Translated tables convert numeric to character if codebook is missing
Closed this issue · 1 comments
deepayan commented
Example:
> phonto::nhanesQuery("select SEQN, BPXSAR, BPXDAR from Raw.BPX_C order by SEQN") |> str()
'data.frame': 9643 obs. of 3 variables:
$ SEQN : int 21005 21006 21007 21008 21009 21010 21011 21012 21013 21014 ...
$ BPXSAR: num NA 98 96 104 118 136 NA 121 108 NA ...
$ BPXDAR: num NA 50 62 74 85 83 NA 65 67 NA ...
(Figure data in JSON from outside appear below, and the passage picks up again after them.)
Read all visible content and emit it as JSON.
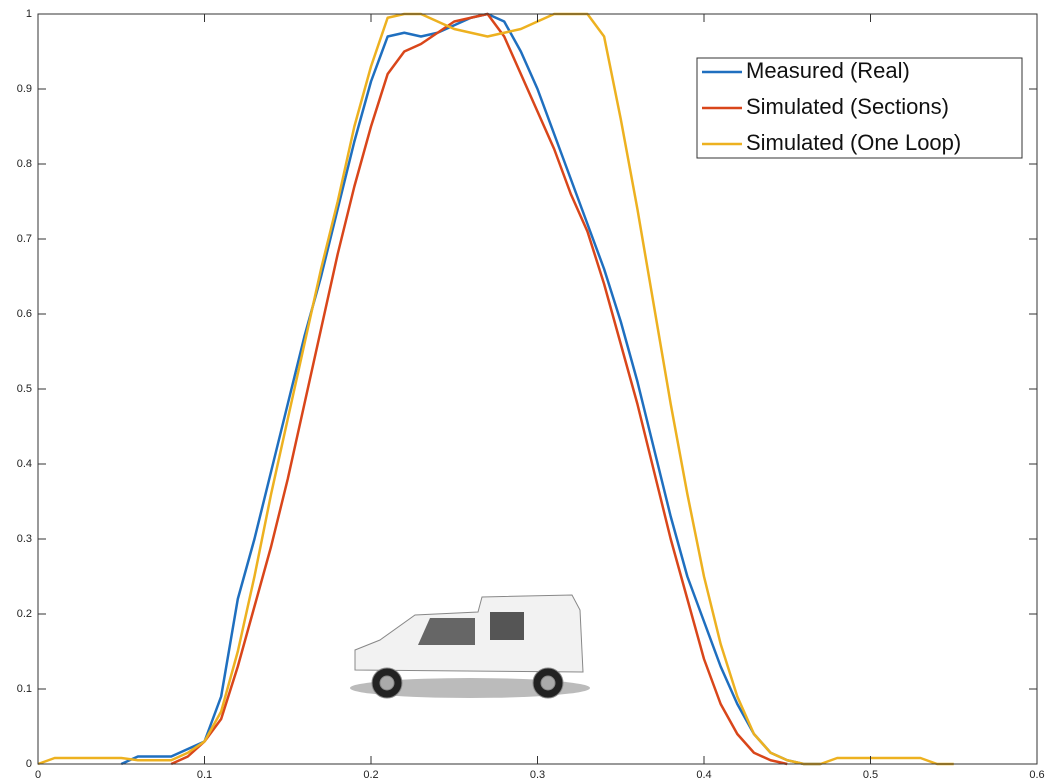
{
  "chart_data": {
    "type": "line",
    "xlim": [
      0,
      0.6
    ],
    "xticks": [
      0,
      0.1,
      0.2,
      0.3,
      0.4,
      0.5,
      0.6
    ],
    "ylim": [
      0,
      1
    ],
    "yticks": [
      0,
      0.1,
      0.2,
      0.3,
      0.4,
      0.5,
      0.6,
      0.7,
      0.8,
      0.9,
      1
    ],
    "legend": "upper right",
    "series": [
      {
        "name": "Measured (Real)",
        "color": "#1f6fbf",
        "x": [
          0.05,
          0.06,
          0.07,
          0.08,
          0.09,
          0.1,
          0.11,
          0.12,
          0.13,
          0.14,
          0.15,
          0.16,
          0.17,
          0.18,
          0.19,
          0.2,
          0.21,
          0.22,
          0.23,
          0.24,
          0.25,
          0.26,
          0.27,
          0.28,
          0.29,
          0.3,
          0.31,
          0.32,
          0.33,
          0.34,
          0.35,
          0.36,
          0.37,
          0.38,
          0.39,
          0.4,
          0.41,
          0.42,
          0.43,
          0.44,
          0.45,
          0.46,
          0.47
        ],
        "values": [
          0,
          0.01,
          0.01,
          0.01,
          0.02,
          0.03,
          0.09,
          0.22,
          0.3,
          0.39,
          0.48,
          0.57,
          0.65,
          0.74,
          0.83,
          0.91,
          0.97,
          0.975,
          0.97,
          0.975,
          0.985,
          0.995,
          1,
          0.99,
          0.95,
          0.9,
          0.84,
          0.78,
          0.72,
          0.66,
          0.59,
          0.51,
          0.42,
          0.33,
          0.25,
          0.19,
          0.13,
          0.08,
          0.04,
          0.015,
          0.005,
          0,
          0
        ]
      },
      {
        "name": "Simulated (Sections)",
        "color": "#d9461a",
        "x": [
          0.08,
          0.09,
          0.1,
          0.11,
          0.12,
          0.13,
          0.14,
          0.15,
          0.16,
          0.17,
          0.18,
          0.19,
          0.2,
          0.21,
          0.22,
          0.23,
          0.24,
          0.25,
          0.26,
          0.27,
          0.28,
          0.29,
          0.3,
          0.31,
          0.32,
          0.33,
          0.34,
          0.35,
          0.36,
          0.37,
          0.38,
          0.39,
          0.4,
          0.41,
          0.42,
          0.43,
          0.44,
          0.45
        ],
        "values": [
          0,
          0.01,
          0.03,
          0.06,
          0.13,
          0.21,
          0.29,
          0.38,
          0.48,
          0.58,
          0.68,
          0.77,
          0.85,
          0.92,
          0.95,
          0.96,
          0.975,
          0.99,
          0.995,
          1,
          0.97,
          0.92,
          0.87,
          0.82,
          0.76,
          0.71,
          0.64,
          0.56,
          0.48,
          0.39,
          0.3,
          0.22,
          0.14,
          0.08,
          0.04,
          0.015,
          0.005,
          0
        ]
      },
      {
        "name": "Simulated (One Loop)",
        "color": "#edb120",
        "x": [
          0,
          0.01,
          0.02,
          0.03,
          0.04,
          0.05,
          0.06,
          0.07,
          0.08,
          0.09,
          0.1,
          0.11,
          0.12,
          0.13,
          0.14,
          0.15,
          0.16,
          0.17,
          0.18,
          0.19,
          0.2,
          0.21,
          0.22,
          0.23,
          0.24,
          0.25,
          0.26,
          0.27,
          0.28,
          0.29,
          0.3,
          0.31,
          0.32,
          0.33,
          0.34,
          0.35,
          0.36,
          0.37,
          0.38,
          0.39,
          0.4,
          0.41,
          0.42,
          0.43,
          0.44,
          0.45,
          0.46,
          0.47,
          0.48,
          0.49,
          0.5,
          0.51,
          0.52,
          0.53,
          0.54,
          0.55
        ],
        "values": [
          0,
          0.008,
          0.008,
          0.008,
          0.008,
          0.008,
          0.005,
          0.005,
          0.005,
          0.015,
          0.03,
          0.07,
          0.15,
          0.25,
          0.36,
          0.46,
          0.56,
          0.66,
          0.75,
          0.85,
          0.93,
          0.995,
          1,
          1,
          0.99,
          0.98,
          0.975,
          0.97,
          0.975,
          0.98,
          0.99,
          1,
          1,
          1,
          0.97,
          0.86,
          0.74,
          0.61,
          0.48,
          0.36,
          0.25,
          0.16,
          0.09,
          0.04,
          0.015,
          0.005,
          0,
          0,
          0.008,
          0.008,
          0.008,
          0.008,
          0.008,
          0.008,
          0,
          0
        ]
      }
    ]
  }
}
> phonto::nhanesQuery("select SEQN, BPXSAR, BPXDAR from Translated.BPX_C order by SEQN") |> str()
'data.frame': 9643 obs. of 3 variables:
$ SEQN : int 21005 21006 21007 21008 21009 21010 21011 21012 21013 21014 ...
$ BPXSAR: chr NA "98" "96" "104" ...
$ BPXDAR: chr NA "50" "62" "74" ...
These two variables are missing from the codebook. We have normally no way of knowing whether the variable is numeric (in this case, we can check other cycles), but it's probably better to keep such variables numeric by default.
Other examples (not exhaustive) are HPVSWR_F, OHXPRL_B, OHXPRU_B
This came up as one source of mismatch in the R vs DB translations.
nathan-palmer commented
Changing translation process to leverage NHANESA.